In the future, it should be possible to quantify the relationship between the scattering response and lithium-ion concentration by conducting meticulous scattering experiments using active particles that are compositionally uniform. This correlation could then be used to convert scattering signals to local concentrations. However, the relationship will not necessarily be the same for different materials, and might be difficult to identify in each case. Machine-learning techniques could be used to streamline the determination of these relationships and to automate analysis of scattering responses12.

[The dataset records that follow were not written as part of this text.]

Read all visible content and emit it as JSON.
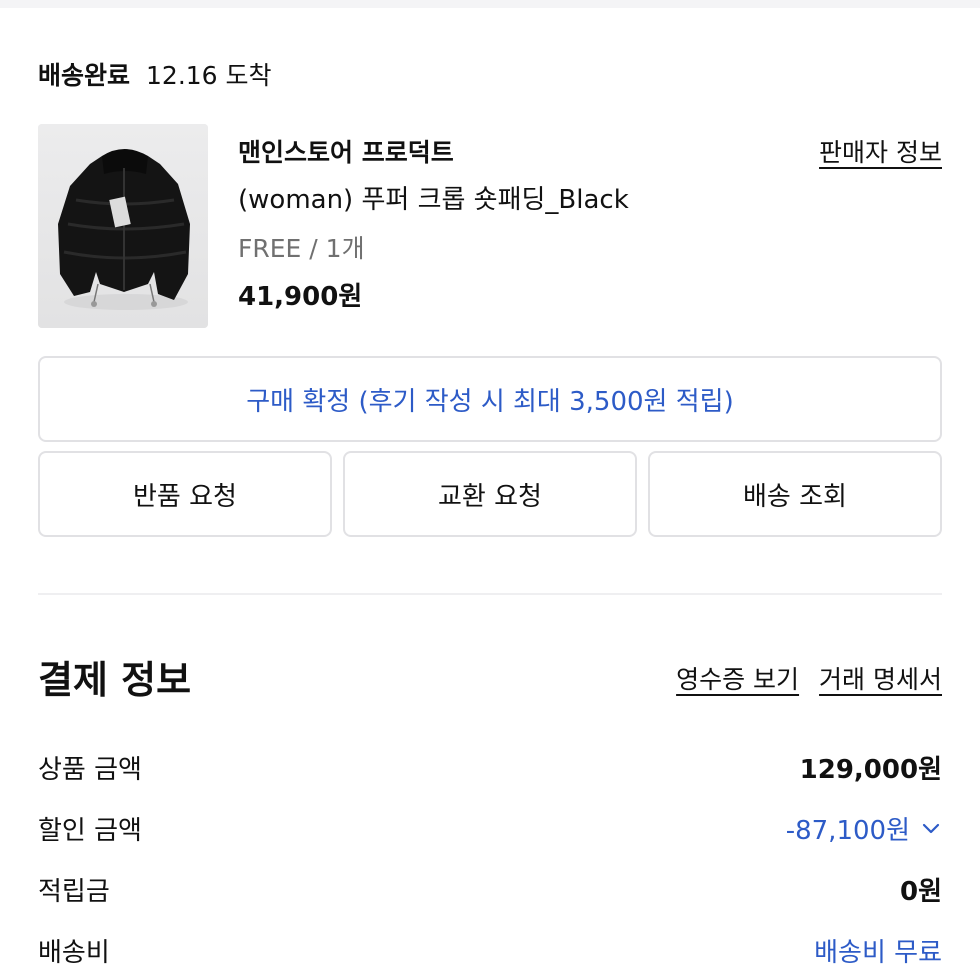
{
  "order": {
    "status_label": "배송완료",
    "arrival_text": "12.16 도착"
  },
  "product": {
    "image_icon": "black-cropped-puffer-jacket-image",
    "brand": "맨인스토어 프로덕트",
    "name": "(woman) 푸퍼 크롭 숏패딩_Black",
    "option": "FREE / 1개",
    "price": "41,900원",
    "seller_link": "판매자 정보"
  },
  "actions": {
    "confirm_label": "구매 확정 (후기 작성 시 최대 3,500원 적립)",
    "return_label": "반품 요청",
    "exchange_label": "교환 요청",
    "tracking_label": "배송 조회"
  },
  "payment": {
    "title": "결제 정보",
    "receipt_link": "영수증 보기",
    "statement_link": "거래 명세서",
    "rows": [
      {
        "label": "상품 금액",
        "value": "129,000원"
      },
      {
        "label": "할인 금액",
        "value": "-87,100원"
      },
      {
        "label": "적립금",
        "value": "0원"
      },
      {
        "label": "배송비",
        "value": "배송비 무료"
      }
    ]
  },
  "colors": {
    "accent_blue": "#2d5bc7",
    "border": "#e1e1e4",
    "muted_text": "#707070"
  }
}
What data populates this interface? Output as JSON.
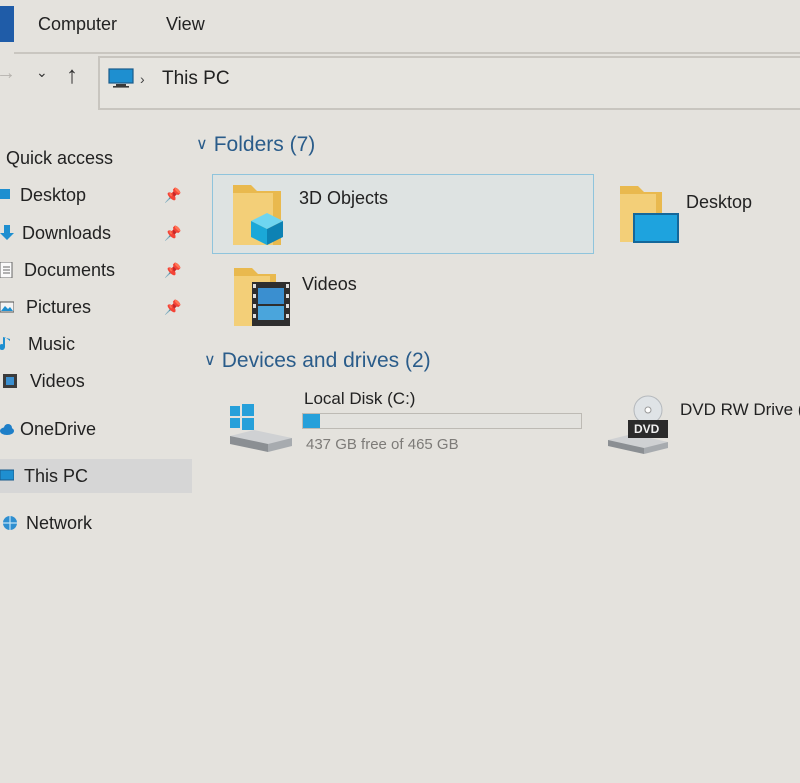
{
  "menu": {
    "computer": "Computer",
    "view": "View"
  },
  "nav": {
    "back_glyph": "→",
    "recent_glyph": "⌄",
    "up_glyph": "↑"
  },
  "address": {
    "separator": "›",
    "location": "This PC"
  },
  "sidebar": {
    "quick_access": "Quick access",
    "items": [
      {
        "label": "Desktop",
        "icon": "desktop-icon",
        "pinned": true
      },
      {
        "label": "Downloads",
        "icon": "downloads-icon",
        "pinned": true
      },
      {
        "label": "Documents",
        "icon": "documents-icon",
        "pinned": true
      },
      {
        "label": "Pictures",
        "icon": "pictures-icon",
        "pinned": true
      },
      {
        "label": "Music",
        "icon": "music-icon",
        "pinned": false
      },
      {
        "label": "Videos",
        "icon": "videos-icon",
        "pinned": false
      },
      {
        "label": "OneDrive",
        "icon": "onedrive-icon",
        "pinned": false
      },
      {
        "label": "This PC",
        "icon": "this-pc-icon",
        "pinned": false,
        "selected": true
      },
      {
        "label": "Network",
        "icon": "network-icon",
        "pinned": false
      }
    ],
    "pin_glyph": "📌"
  },
  "folders": {
    "header": "Folders (7)",
    "items": [
      {
        "label": "3D Objects",
        "icon": "3d-objects-folder-icon",
        "selected": true
      },
      {
        "label": "Desktop",
        "icon": "desktop-folder-icon"
      },
      {
        "label": "Videos",
        "icon": "videos-folder-icon"
      }
    ]
  },
  "drives": {
    "header": "Devices and drives (2)",
    "items": [
      {
        "label": "Local Disk (C:)",
        "free_text": "437 GB free of 465 GB",
        "used_fraction": 0.06,
        "icon": "windows-drive-icon"
      },
      {
        "label": "DVD RW Drive (",
        "icon": "dvd-drive-icon",
        "badge": "DVD"
      }
    ]
  },
  "colors": {
    "accent": "#26a0da",
    "header_text": "#2a5c8a",
    "folder": "#f2c86a"
  }
}
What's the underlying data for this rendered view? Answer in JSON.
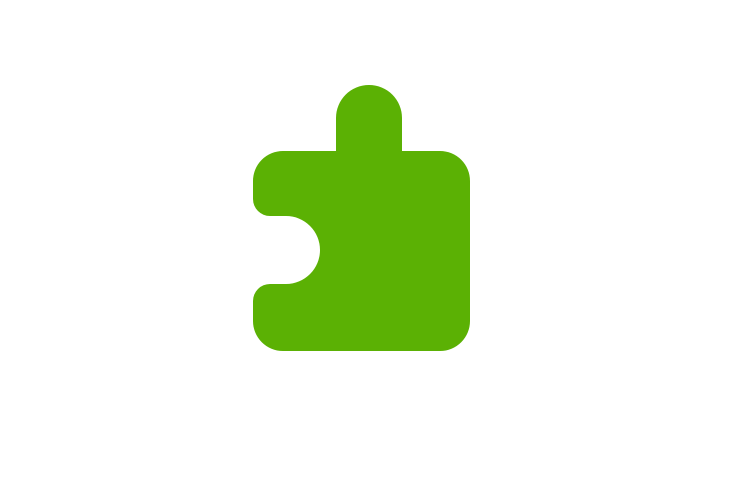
{
  "icon": {
    "name": "puzzle-piece-icon",
    "color": "#5bb104",
    "background": "#ffffff"
  }
}
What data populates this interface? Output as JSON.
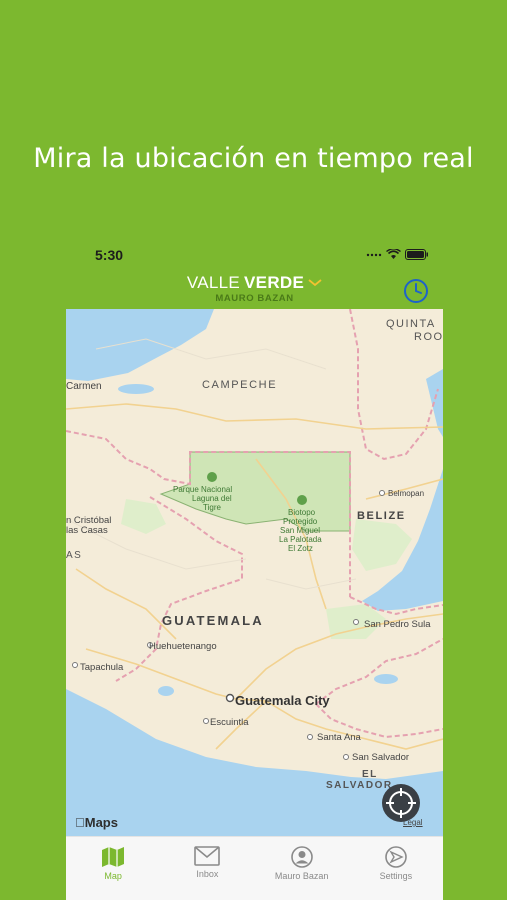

The authors’ imaging technique also opens up the prospect of simultaneously tracking the chemical and physical (geometric) changes that occur in active particles during battery operation. The time course of scattering in a particle would reveal local changes in lithium concentration, and the difference between the scattering from a particle and that from other materials in a battery (such as the binder or electrolyte) could be used to determine the particle shape and how it evolves with time. Such experiments would revolutionize the study of active materials (such as silicon) that appreciably expand and contract as the lithium concentration changes within them. Materials of this type store much more energy than currently used active materials do, and their use might reduce battery weight. This would be particularly useful in electric vehicles, because it would enable longer driving ranges.
Merryweather and colleagues’ research offers previously inaccessible insights into battery materials operating at far-from-equilibrium conditions. Their method for directly observing changes in active particles during operation will complement existing approaches, in which internal changes are inferred from destructive testing of batteries. It could therefore revolutionize the battery-design cycle.